The government has reduced the cap on fees for rail companies
September 21, 2020

Shares in Go-Ahead Group (GOG) and FirstGroup (FGP) slumped after the government announced that it had replaced the rail franchise model with less lucrative, more performance-focussed contracts. The government has sponsored rail losses since March after the coronavirus pandemic slashed passenger numbers, capping fees at 2 per cent of an operator’s cost base.

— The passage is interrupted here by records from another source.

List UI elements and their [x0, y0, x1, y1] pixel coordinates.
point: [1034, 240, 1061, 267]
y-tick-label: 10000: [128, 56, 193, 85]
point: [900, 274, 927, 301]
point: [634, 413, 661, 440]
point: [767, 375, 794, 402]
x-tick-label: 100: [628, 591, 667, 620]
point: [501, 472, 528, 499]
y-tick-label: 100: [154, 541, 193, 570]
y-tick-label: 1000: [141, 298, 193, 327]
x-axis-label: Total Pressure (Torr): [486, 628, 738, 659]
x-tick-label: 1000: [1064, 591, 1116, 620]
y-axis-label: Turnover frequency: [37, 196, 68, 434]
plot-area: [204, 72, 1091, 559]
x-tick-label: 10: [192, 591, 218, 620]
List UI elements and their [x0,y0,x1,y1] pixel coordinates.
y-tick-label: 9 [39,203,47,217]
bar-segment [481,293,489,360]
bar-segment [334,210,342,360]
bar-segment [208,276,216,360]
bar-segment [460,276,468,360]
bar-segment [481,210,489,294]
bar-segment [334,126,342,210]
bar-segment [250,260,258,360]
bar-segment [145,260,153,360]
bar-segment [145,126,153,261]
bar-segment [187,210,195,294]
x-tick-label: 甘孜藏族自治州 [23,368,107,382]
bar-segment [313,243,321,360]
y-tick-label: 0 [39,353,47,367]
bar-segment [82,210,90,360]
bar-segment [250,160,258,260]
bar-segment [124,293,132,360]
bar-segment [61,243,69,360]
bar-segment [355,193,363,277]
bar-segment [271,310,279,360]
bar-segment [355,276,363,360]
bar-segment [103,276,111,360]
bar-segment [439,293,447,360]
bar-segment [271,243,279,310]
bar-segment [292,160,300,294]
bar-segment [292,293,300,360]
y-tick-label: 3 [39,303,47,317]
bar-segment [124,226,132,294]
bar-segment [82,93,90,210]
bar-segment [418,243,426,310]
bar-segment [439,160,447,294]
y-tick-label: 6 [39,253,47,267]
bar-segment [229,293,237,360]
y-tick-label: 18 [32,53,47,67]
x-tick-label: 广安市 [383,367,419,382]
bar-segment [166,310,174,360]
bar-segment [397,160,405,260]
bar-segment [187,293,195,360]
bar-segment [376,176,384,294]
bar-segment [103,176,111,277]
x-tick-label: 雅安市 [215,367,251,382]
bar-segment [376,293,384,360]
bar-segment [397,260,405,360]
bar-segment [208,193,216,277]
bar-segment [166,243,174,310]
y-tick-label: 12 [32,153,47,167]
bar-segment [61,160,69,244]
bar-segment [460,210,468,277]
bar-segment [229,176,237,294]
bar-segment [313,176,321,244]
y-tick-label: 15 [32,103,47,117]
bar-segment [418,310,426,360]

The Department for Transport (DfT) has extended its support package by a maximum of 18 months, reducing the fee cap to 1.5 per cent. It has replaced franchises with ‘Emergency Recovery Management Agreements’ (ERMAs), which include tougher performance goals that will require operators to work together to bring down costs. The ERMAs hint at the government’s long-term vision for rail, which will be informed by an imminent white paper from the Williams review. The review was established in 2018 to evaluate the industry after franchise failures and a botched timetable change that disrupted the Northern and GTR franchises. GTR is operated by Go-Ahead, while Northern is now publicly-run.

Rail companies will remain protected from changes in passenger demand. FirstGroup, whose share price fell by 9 per cent in morning trading, said that its passenger volumes remain nearly three-quarters below pre-pandemic levels. Go-Ahead, whose shares also fell by nearly a tenth, said that 90 per cent of its revenues were not exposed to movements in passenger demand.